Recall Class: Class I
Date Recall Initiated: April 1, 2013
Products: 14200-04-28 Secondary Blood Set; 14203-04-28 Blood Set; 14206-04-28 Y-Type Blood Set; 14207-04-28 Blood Set; 14210-04-28 Plum Blood Set; 14211-04-28 Plum Blood Set; 14212-04-28 Plum Y-Type Blood Set; 14217-04-28 Y-Type Blood Set and 14219-04-28 Y-Type Blood Set
These affected products were manufactured from July, 2011 through February, 2013 and distributed from July, 2011 through February, 2013.
Use: The Hospira blood sets are used for administration of blood and blood products.
275 N. Field Dr.
Lake Forest, IL 60045
FEI No. 3005579246
Hospira Costa Rica Ltda.
La Aurora De Heredia,
1 Km Noreste DPlaza
Global Park De Entrada 300,
Mt Oeste Heredia, CR
FEI No. 3002999813
Reason for Recall: It was discovered that there was a potential for the piercing pin on certain ISO-compliant Hospira blood sets to puncture the outer wall of the non-ISO-compliant blood bags during insertion of the pin into the blood bag. This can lead to the leakage of blood and health care provider exposure to blood products. A delay of therapy may also occur and in some cases result in serious adverse health consequences or death.

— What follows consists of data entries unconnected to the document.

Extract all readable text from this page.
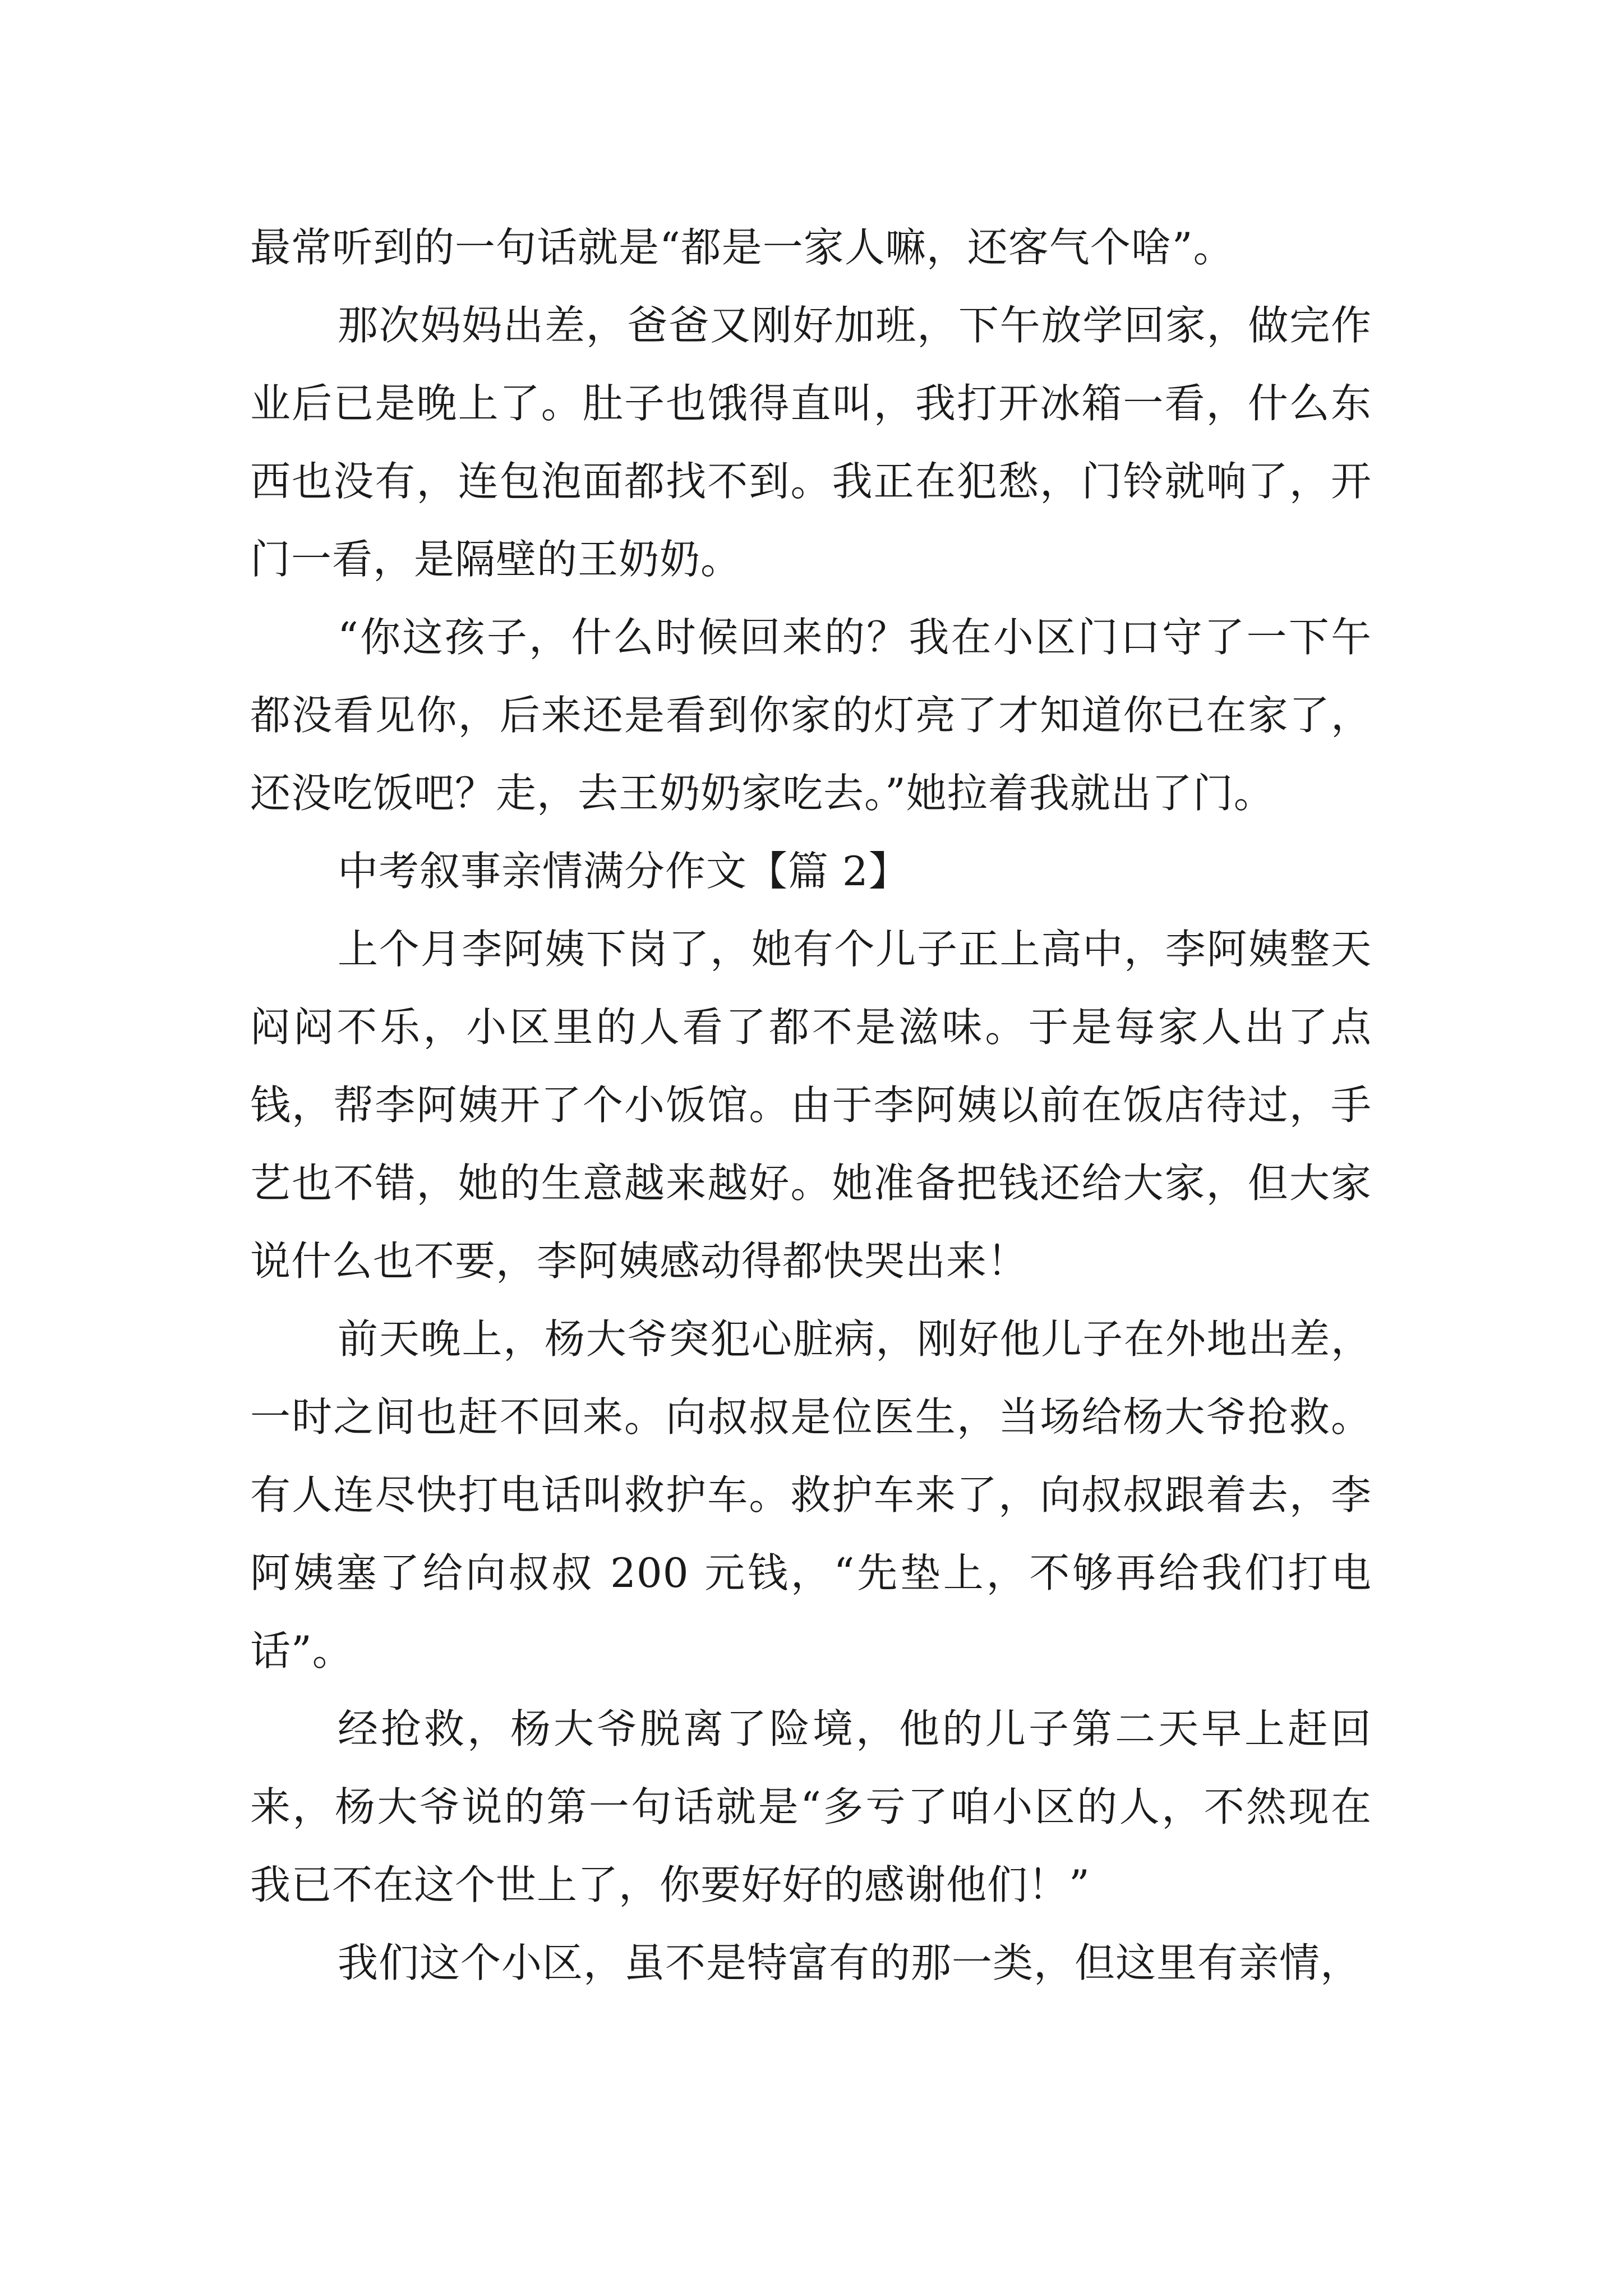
最常听到的一句话就是“都是一家人嘛，还客气个啥”。

那次妈妈出差，爸爸又刚好加班，下午放学回家，做完作业后已是晚上了。肚子也饿得直叫，我打开冰箱一看，什么东西也没有，连包泡面都找不到。我正在犯愁，门铃就响了，开门一看，是隔壁的王奶奶。

“你这孩子，什么时候回来的？我在小区门口守了一下午都没看见你，后来还是看到你家的灯亮了才知道你已在家了，还没吃饭吧？走，去王奶奶家吃去。”她拉着我就出了门。

中考叙事亲情满分作文【篇 2】

上个月李阿姨下岗了，她有个儿子正上高中，李阿姨整天闷闷不乐，小区里的人看了都不是滋味。于是每家人出了点钱，帮李阿姨开了个小饭馆。由于李阿姨以前在饭店待过，手艺也不错，她的生意越来越好。她准备把钱还给大家，但大家说什么也不要，李阿姨感动得都快哭出来！

前天晚上，杨大爷突犯心脏病，刚好他儿子在外地出差，一时之间也赶不回来。向叔叔是位医生，当场给杨大爷抢救。有人连尽快打电话叫救护车。救护车来了，向叔叔跟着去，李阿姨塞了给向叔叔 200 元钱，“先垫上，不够再给我们打电话”。

经抢救，杨大爷脱离了险境，他的儿子第二天早上赶回来，杨大爷说的第一句话就是“多亏了咱小区的人，不然现在我已不在这个世上了，你要好好的感谢他们！”

我们这个小区，虽不是特富有的那一类，但这里有亲情，
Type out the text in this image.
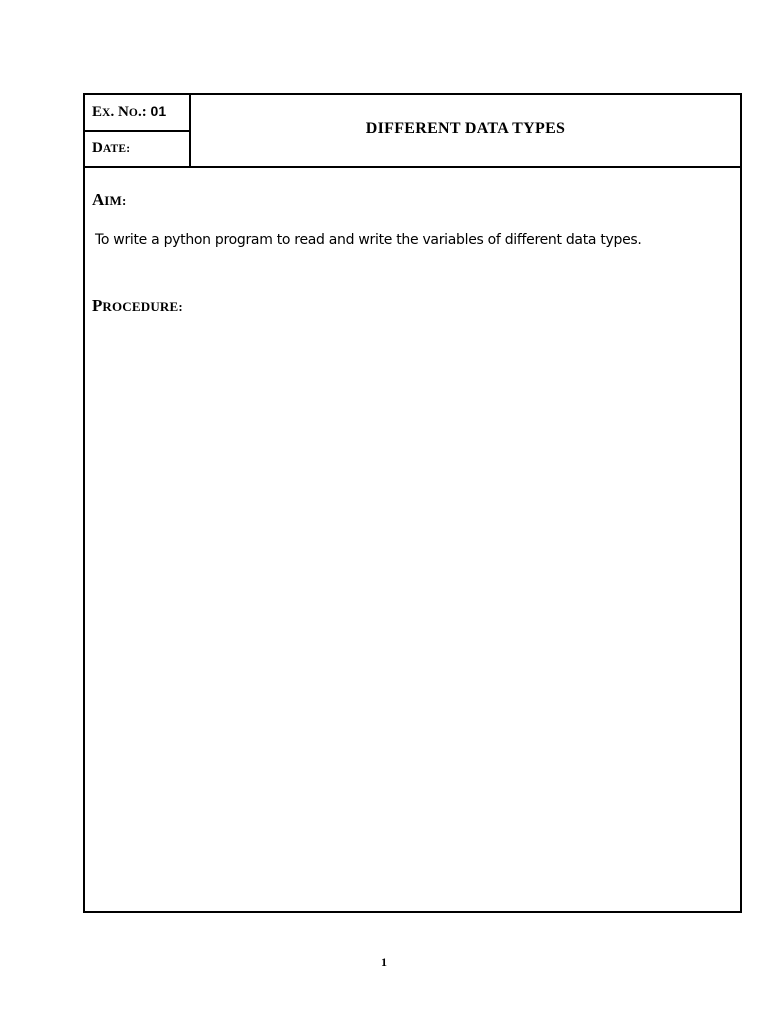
EX. NO.: 01
DATE:
DIFFERENT DATA TYPES
AIM:
To write a python program to read and write the variables of different data types.
PROCEDURE:
1
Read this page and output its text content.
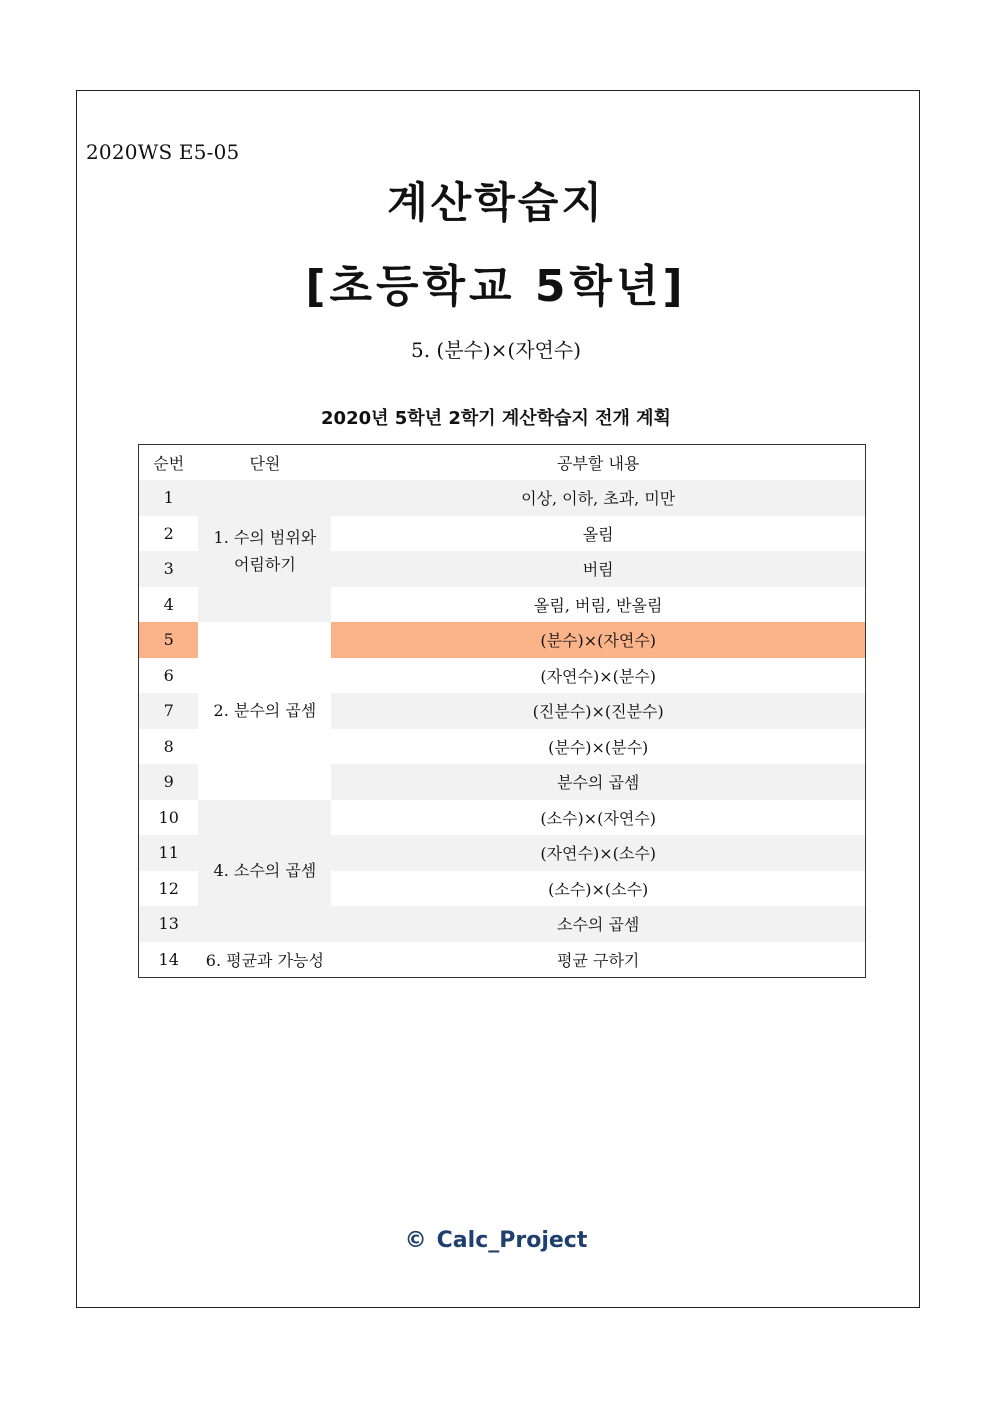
2020WS E5-05
계산학습지
[초등학교 5학년]
5. (분수)×(자연수)
2020년 5학년 2학기 계산학습지 전개 계획
순번	단원	공부할 내용
1	1. 수의 범위와 어림하기	이상, 이하, 초과, 미만
2		올림
3		버림
4		올림, 버림, 반올림
5	2. 분수의 곱셈	(분수)×(자연수)
6		(자연수)×(분수)
7		(진분수)×(진분수)
8		(분수)×(분수)
9		분수의 곱셈
10	4. 소수의 곱셈	(소수)×(자연수)
11		(자연수)×(소수)
12		(소수)×(소수)
13		소수의 곱셈
14	6. 평균과 가능성	평균 구하기
© Calc_Project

Public Contact: For questions about this action, contact Hospira Medical Communications at 1-800-615-0187 (24 hours a day/ 7 days a week) or email: firstname.lastname@example.org. To report a complaint, contact Hospira Global Complaints at 1-800-441-4100 (8:00 am – 5:00 pm CT, Monday through Friday) or email: ProductComplaints@hospira.com
FDA District: Chicago District Office
Health Care Professionals: At this time, there is no need for customers to discontinue use of or return Hospira blood sets. Hospira recommends users exercise extreme caution when piercing blood bags with a Hospira blood set mentioned above. Make sure that all instructions for use included with the blood bag and your facility's protocol for spiking blood bags are completely followed, to minimize the possibility of puncturing the outer wall of the blood bag.
Hospira has begun distribution of sets with a blunter, shorter piercing pin than the sets in the Impacted List Numbers. These sets became available in March, 2013. Customers should contact Hospira or their local representative for information about these sets.
On April 1, 2013, Hospira contracted with Stericycle, Inc. to mail the Firm’s Safety Information letter to affected customers via UPS. On April 2, 2013, the letter was also sent via email to Emergency Care Research Institute, Noblis (RASMAS), Institute for Safe Medication Practices, National Recall Alert Center, the Army, and the Veterans Administration. On Aug 13, 2013, Hospira posted an updated Safety Information letter on its website. For a copy of the firm’s letter, call Stericycle at 1-866-608-3936 between the hours of 8 a.m. to 5 p.m. ET, Monday through Friday.
Health care professionals and consumers may report adverse reactions or quality problems they experienced using these products to MedWatch: The FDA Safety Information and Adverse Event Reporting Program either online, by regular mail, or by FAX.